Needless to say, after painting and rearranging I thought to myself "What the heck, why not take everything out of these two closets and organize them as well!" Let's just say I'm headed to the Goodwill after work to make a trunk full of donations! You can ask Justin, at one point in my organizing frenzy I think I said "This is the happiest day of my life!" Obviously that is so far from the truth, but that was what I felt in that instant. It is so freeing and refreshing to get rid of useless stuff and organize the useful stuff so that it can be just that, useful.

I thanked my husband for supporting me in my "won't sleep till this is finished" attitude I've had the past week getting this done. He in turn thanked me for being "the impetus". I'm happy and completely satisfied with how the room turned out. I hate to admit this, but I was even kinda excited to get up at 5:30 this morning just so I could "ellipticise" in the newly created space. I hope the excitement wears off soon...

Wednesday, June 9, 2010

Another round

Well I only had to wait one more day, and let's just say I didn't have to take a test to know that I was NOT pregnant. I'm glad I didn't even buy a test yet and waste time on that. So anyway...

I'm good. It's just fine that the baby making was unsuccessful this month. I must say, at this point, it's much easier to stomach the fact that it just didn't work this time. It was much harder to handle getting a positive test and being pregnant for 2 months and then losing it. So, I really am fine with it.

Like I've said and will continue to live by, God is in control of this and I'm relieved about that. I'm relieved that when it doesn't work out, I know it's for a reason and along the same line, I'll be ecstatic when it does work because I know it's God's will.

So the counting of days starts all over again. Trying is the fun part anyway, right? ; )

Monday, June 7, 2010

Wait

So the waiting game has been underway. Two days left (hopefully). I plan to update this blog with the results. It has been incredible how the last couple weeks have really changed me. When we first decided to start trying again, I had mixed feelings. Of course I want to be a mom and am so excited for that day to come. But a big part of me was still very nervous about having my past experience with an ectopic pregnancy happen again. For emotional reasons no doubt, but the physical pain it caused as well. I remember at certain points that I really felt like I couldn't handle the pain any more, and I knew I never wanted that to happen again.

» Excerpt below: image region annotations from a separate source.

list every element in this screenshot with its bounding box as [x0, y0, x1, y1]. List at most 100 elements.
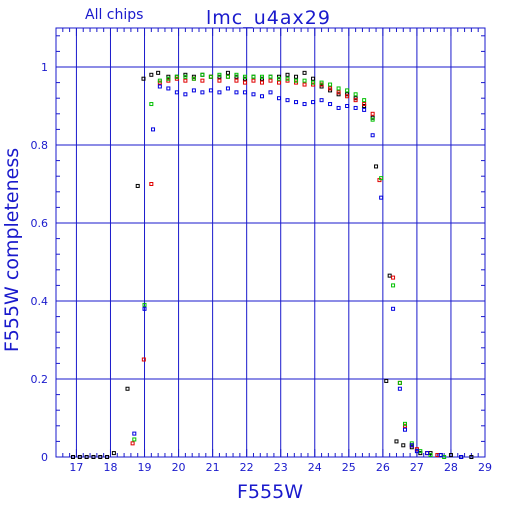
data-point [311, 100, 316, 105]
data-point [345, 88, 350, 93]
data-point [183, 78, 188, 83]
data-point [157, 84, 162, 89]
data-point [391, 275, 396, 280]
data-point [425, 451, 430, 456]
data-point [200, 78, 205, 83]
data-point [156, 70, 161, 75]
data-point [149, 72, 154, 77]
data-point [251, 78, 256, 83]
data-point [311, 80, 316, 85]
data-point [311, 76, 316, 81]
data-point [294, 78, 299, 83]
data-point [379, 176, 384, 181]
data-point [225, 74, 230, 79]
data-point [362, 107, 367, 112]
data-point [294, 100, 299, 105]
data-point [397, 380, 402, 385]
data-point [225, 70, 230, 75]
x-tick-labels: 17 18 19 20 21 22 23 24 25 26 27 28 29 [69, 461, 492, 474]
data-point [142, 306, 147, 311]
x-tick-label: 29 [478, 461, 492, 474]
data-point [183, 92, 188, 97]
data-point [353, 105, 358, 110]
x-tick-label: 18 [103, 461, 117, 474]
data-point [242, 90, 247, 95]
data-point [91, 455, 96, 459]
data-point [149, 182, 154, 186]
plot-frame [55, 27, 486, 458]
data-point [268, 90, 273, 95]
data-point [183, 74, 188, 79]
data-point [141, 76, 146, 81]
data-point [294, 74, 299, 79]
x-tick-label: 24 [308, 461, 322, 474]
x-axis-label: F555W [237, 481, 303, 503]
data-point [345, 104, 350, 108]
x-tick-label: 23 [274, 461, 288, 474]
data-point [402, 421, 407, 426]
data-point [151, 127, 156, 132]
data-point [166, 76, 171, 81]
data-point [132, 431, 137, 436]
data-point [401, 443, 406, 448]
data-point [319, 98, 324, 103]
data-point [105, 455, 110, 459]
data-point [387, 273, 392, 278]
data-point [141, 357, 146, 362]
data-point [328, 86, 333, 91]
x-tick-label: 21 [206, 461, 220, 474]
data-point [166, 86, 171, 91]
data-point [225, 86, 230, 91]
data-point [397, 386, 402, 391]
data-point [77, 455, 82, 459]
data-point [353, 92, 358, 97]
data-point [370, 111, 375, 116]
y-tick-label: 0 [41, 451, 48, 464]
data-point [414, 449, 419, 454]
data-point [277, 96, 282, 101]
x-tick-label: 19 [138, 461, 152, 474]
data-point [142, 302, 147, 307]
data-point [268, 74, 273, 79]
x-tick-label: 22 [240, 461, 254, 474]
y-tick-label: 0.2 [31, 373, 49, 386]
y-tick-label: 1 [41, 61, 48, 74]
data-point [409, 443, 414, 448]
data-point [302, 82, 307, 87]
data-point [448, 453, 453, 458]
x-tick-label: 27 [410, 461, 424, 474]
data-point [242, 80, 247, 85]
x-tick-label: 17 [69, 461, 83, 474]
data-point [370, 117, 375, 122]
data-point [251, 92, 256, 97]
data-point [285, 98, 290, 103]
data-point [402, 427, 407, 432]
data-point [302, 102, 307, 107]
data-point [362, 98, 367, 103]
data-point [217, 90, 222, 95]
y-axis-label: F555W completeness [1, 148, 23, 352]
data-point [174, 74, 179, 79]
data-point [84, 455, 89, 459]
data-point [336, 90, 341, 95]
data-point [384, 378, 389, 383]
data-point [251, 74, 256, 79]
x-tick-label: 26 [376, 461, 390, 474]
data-point [234, 72, 239, 77]
data-point [391, 306, 396, 311]
x-tick-label: 25 [342, 461, 356, 474]
data-point [125, 386, 130, 391]
y-tick-label: 0.6 [31, 217, 49, 230]
data-point [191, 88, 196, 93]
data-point [98, 455, 103, 459]
y-tick-label: 0.8 [31, 139, 49, 152]
data-point [149, 102, 154, 107]
data-point [157, 78, 162, 83]
data-point [319, 80, 324, 85]
data-point [379, 195, 384, 200]
data-point [328, 102, 333, 107]
data-point [353, 98, 358, 103]
grid-lines [56, 28, 486, 458]
data-point [374, 164, 379, 169]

Well, my fears have since subsided quite a bit. I've been overly excited to know if the test will say yes. I have my hunches, but part of you always thinks your mind is playing tricks on you because you are biased about the outcome. So we'll see. I of course have long since given this to God. I know He has a plan and always has had one. I am praying that my desire to become a mom is part of that plan He has for me.

Another thing I noticed recently that has changed this time around is the focus of my thoughts. The first time around, all I could think about was "being pregnant" and the excitement and changes that come with that. It was mostly about me. Now the picture is SO MUCH BIGGER than that! I'm much more focused on "being a mom".  How to raise a family, how to stay strong in my faith, how to stay strong in my marriage. How life can work if I stay home to raise my family. God has shown me so many doors and so many families out there who are living proof of what it takes. I've been so encouraged. So here's to the waiting game. Have I mentioned the lessons in patience God continues to teach me...

Thursday, June 3, 2010

Start small

So today I made a goal for myself to create at least one new post a week. So Thursday is the day. If I haven't posted anything else during the week, Thursday will be the day that I force myself to write something. As uncreative as it may turn out, I need to start small and start somewhere in this world of blogging. I love routine. Make that, I eat, sleep and breathe routine. Literally. So since blogging hasn't been part of my routine for all these years, I'm slowly trying to find where and how it will fit. That is all for now. Now it's lunchtime. Like I said, eat routine.